Ransomware attacks are on the rise, according to Beazley’s 2018 Breach Brief. Beazley Breach Response Services noted that there was an 18% increase in ransomware incidents for 2017 overall, in a year in which WannaCry and NotPetya made headlines worldwide.

Accordingly, cyber insurance has seen dramatic changes as the industry offerings catch up to protect against threats that businesses and individuals face when they use the web. Insurance policies for cyber liability are actively responding to exactly these types of network breaches or seizures.

“Policies may define a security breach differently in slight ways, and some carriers distinguish between an extortion event and a ransomware seizure,” explained Tyler O’Connor, senior broker for cyber and technology placements at CRC Wholesale Group, “but cyber claims are being reported for interruptions to service, communication or processing – with the immediate focus set on getting the business back up and running.”

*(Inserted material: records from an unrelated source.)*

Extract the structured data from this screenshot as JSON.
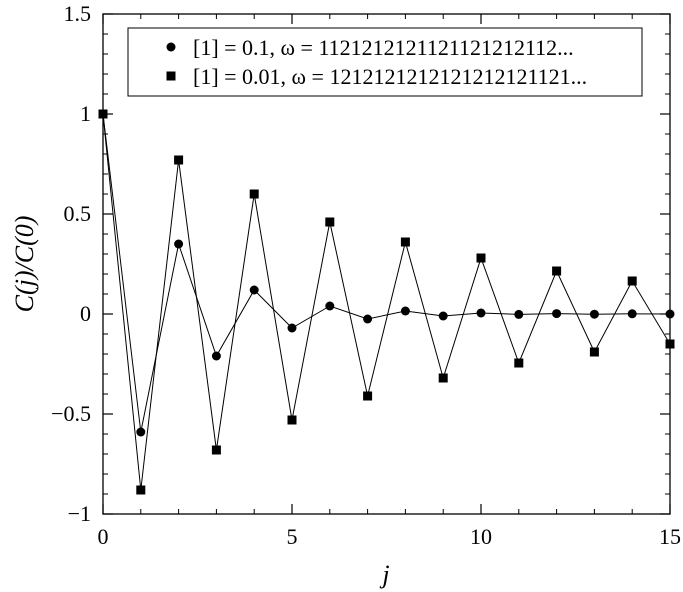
{
  "chart_data": {
    "type": "line",
    "title": "",
    "xlabel": "j",
    "ylabel": "C(j)/C(0)",
    "xlim": [
      0,
      15
    ],
    "ylim": [
      -1,
      1.5
    ],
    "x_ticks": [
      0,
      5,
      10,
      15
    ],
    "y_ticks": [
      -1,
      -0.5,
      0,
      0.5,
      1,
      1.5
    ],
    "x_tick_labels": [
      "0",
      "5",
      "10",
      "15"
    ],
    "y_tick_labels": [
      "−1",
      "−0.5",
      "0",
      "0.5",
      "1",
      "1.5"
    ],
    "grid": false,
    "legend_position": "top-right",
    "x": [
      0,
      1,
      2,
      3,
      4,
      5,
      6,
      7,
      8,
      9,
      10,
      11,
      12,
      13,
      14,
      15
    ],
    "series": [
      {
        "name": "[1] = 0.1,     ω = 1121212121121121212112...",
        "marker": "circle",
        "color": "#000000",
        "values": [
          1.0,
          -0.59,
          0.35,
          -0.21,
          0.12,
          -0.07,
          0.04,
          -0.025,
          0.015,
          -0.01,
          0.005,
          -0.002,
          0.002,
          -0.001,
          0.001,
          0.0
        ]
      },
      {
        "name": "[1] = 0.01,   ω = 1212121212121212121121...",
        "marker": "square",
        "color": "#000000",
        "values": [
          1.0,
          -0.88,
          0.77,
          -0.68,
          0.6,
          -0.53,
          0.46,
          -0.41,
          0.36,
          -0.32,
          0.28,
          -0.245,
          0.215,
          -0.19,
          0.165,
          -0.15
        ]
      }
    ]
  }
}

The diversity in products available on the market now reflects the multitude of cyber threats that clients can encounter. With more businesses moving in the digital direction, the susceptibility of becoming a victim increases.

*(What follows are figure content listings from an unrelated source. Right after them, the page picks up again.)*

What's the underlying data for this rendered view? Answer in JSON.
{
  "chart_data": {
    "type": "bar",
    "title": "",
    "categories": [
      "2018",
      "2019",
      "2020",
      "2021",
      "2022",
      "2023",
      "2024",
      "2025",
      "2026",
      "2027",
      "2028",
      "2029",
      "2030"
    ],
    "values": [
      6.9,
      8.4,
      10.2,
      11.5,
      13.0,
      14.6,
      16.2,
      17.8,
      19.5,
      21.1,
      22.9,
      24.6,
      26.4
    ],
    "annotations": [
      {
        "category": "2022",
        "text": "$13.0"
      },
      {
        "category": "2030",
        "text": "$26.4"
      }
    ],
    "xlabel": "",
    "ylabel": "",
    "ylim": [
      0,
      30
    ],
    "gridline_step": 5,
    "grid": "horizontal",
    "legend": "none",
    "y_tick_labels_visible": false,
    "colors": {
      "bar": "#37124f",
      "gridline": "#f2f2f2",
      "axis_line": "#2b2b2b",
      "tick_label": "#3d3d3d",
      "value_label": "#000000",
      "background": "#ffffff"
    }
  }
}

“Cyber criminals are constantly pushing the boundaries and inventing new ways to penetrate a company’s firewall or network security,” said Fernandez.

The future of business isn’t off the internet though, and the only way to move is onwards into the digital sphere – with regulations enforcing cyber security standards and cyber liability that addresses all of the risks a client could run into.

“Cyber insurance is the best way to protect a company’s balance sheet,” said Fernandez.